Peter Doherty

Die einstige Skandalnudel scheint angekommen. Doherty glänzt mit stimmigen Indie-Stücken, die den erwachsenen Rocker ebenso durchscheinen lassen wie den einstigen Vorzeige-Rebellen.

Drogen, Kate-Moss-Boyfriend, Abstürze, aber auch rauschende Alben mit The Libertines, das ganz große Indie-Versprechen aus Rebellion und Todessehnsucht. Es scheint vorbei, man mag es dem Menschen Doherty gönnen. Doch ganz egoistisch wünscht man sich weiterhin große Kunst, die sich so oft aus den Qualen des Künstlers presst. Peter Doherty gelingt der Spagat. Mittlerweile wohnt er in Hamburg und ist dort so etwas wie das heimliche Maskottchen der Stadt. Man sieht ihn in Trikots von unterklassigen Fußballvereinen oder freundlich interessiert an Wahlständen abhängen. Musik macht er auch, in den Clouds-Hill-Studios. Hier hat er "Hamburg Demonstrations" aufgenommen, sein erster Soloschlag seit 2009, und ein Album geschaffen, das in seiner runden Brillanz qualitativ nahtlos an sein Frühwerk anschließt und in einer Reihe mit den besten Clash-Alben stehen darf.

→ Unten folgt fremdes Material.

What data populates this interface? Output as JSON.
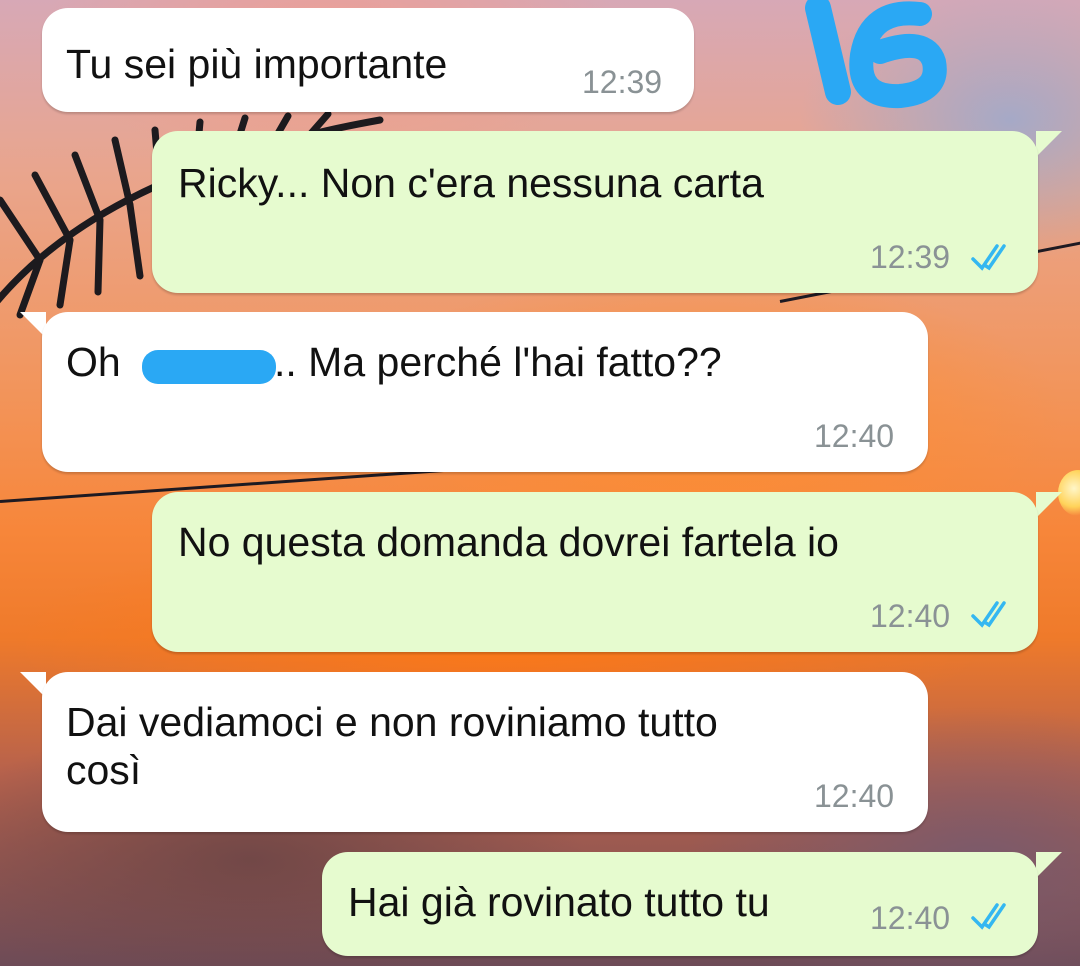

Es fehlen die torkelnden Absturznummern, dafür gibt es viele ruhige Momente, die ihren Zauber in Schönheit und nicht in blutenden Füßen in einem Scherbenmeer beziehen. "Flags From The Old Regime" ist so ein Song, "Kolly Kibber" beinhaltet die große britische Songwriterschule, "I Don‘t Love Anyone" ist ein zeitloser Love-Song. Doherty schmiedet weiterhin fleißig an seinem Denkmal, dem des Genies unter Wahnsinnsverdacht, des Chronisten einer Welt, in der Poeten Pubs zertrümmern.

ANSPIELTIPPS
"The Whole World Is Our Playground", "Kolly Kibber" und "I Don‘t Love Anymore"

FAZIT
Auch ohne Leid ist Doherty einer, der nach den Sternen greift.